Достоевский добивался от своих героев как бы предельно обнаженного слова правды о самих себе, самосознания на такой ступени, что становятся относительно несущественными внешние обстоятельства среды, природного окружения, без чего не мыслится мир Толстого или Шолохова. По точным словам М. Бахтина, Достоевский напряженно пытался отыскать и показать в человеке «нечто внутренне незавершимое» [27, 99], – то, что и вызывает к художественному воплощению самосознание героя как широчайшую основу раскрытия его духовных возможностей. Автор получает возможность это «незавершенное ядро» личности возвести в «перл создания» и, исходя из него, строить совершенно новые, непредсказуемые отношения героя с данным ему миром и с самим собою. Разумеется, такую незавершимость не следует понимать как принципиальную раздвоенность сознания героев Достоевского, отражающую раздвоенность психологии и сознания самого писателя. Это не основа мира Достоевского, не «твердь земная», которая содержит в себе моральные, философские, рациональные начала всей жизни, но та художественная тенденция, которая испытывает, искушает, подвергает сомнению во всех ипостасях эту твердь, конечно, по Достоевскому, ничуть ее не колебля.

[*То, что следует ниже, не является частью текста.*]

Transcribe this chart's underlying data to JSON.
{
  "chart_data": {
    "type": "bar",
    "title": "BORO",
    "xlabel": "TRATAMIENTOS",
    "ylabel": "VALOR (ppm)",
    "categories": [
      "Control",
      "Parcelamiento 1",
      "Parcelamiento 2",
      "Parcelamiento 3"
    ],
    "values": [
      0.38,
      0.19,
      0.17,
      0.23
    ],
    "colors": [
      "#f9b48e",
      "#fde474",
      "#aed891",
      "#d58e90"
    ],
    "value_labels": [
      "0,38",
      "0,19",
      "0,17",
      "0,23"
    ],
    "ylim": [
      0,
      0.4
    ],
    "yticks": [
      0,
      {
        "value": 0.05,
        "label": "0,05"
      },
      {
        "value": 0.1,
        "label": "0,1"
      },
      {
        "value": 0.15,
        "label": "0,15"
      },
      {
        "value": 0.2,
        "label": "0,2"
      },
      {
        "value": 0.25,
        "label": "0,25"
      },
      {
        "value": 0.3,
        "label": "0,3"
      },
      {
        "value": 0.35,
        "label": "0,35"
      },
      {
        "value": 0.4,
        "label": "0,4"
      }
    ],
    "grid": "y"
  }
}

У Толстого, в отличие от Достоевского, психология героев и их отдельные психологические состояния связаны не столько с развитием и становлением их самосознаний – для Толстого это очевидно – сколько с анализом нравственной подоплеки человеческих поступков, то есть для определения характеров героев. Безусловно, что психологизм Шолохова ближе к традициям Толстого, нежели Достоевского.
«Самосознание как художественная доминант а построения героя, – отмечает М. Бахтин, – не может лечь рядом с другими чертами его образа, оно вбирает эти черты в себя как свой материал и лишает их всякой определяющей и завершающей героя силы. Самосознание можно сделать доминантой в изображении всякого человека. Но не всякий человек является одинаково благоприятным материалом такого изображения» [27, 84]. Григорий Мелехов является «благоприятным материалом» для изображения его самосознания как доминанты. Однако необходимо отметить, что момент «доминанты самосознания» приобретает у Григория особый оттенок именно в сложной мозаике отношений с другими характерами и героями романа.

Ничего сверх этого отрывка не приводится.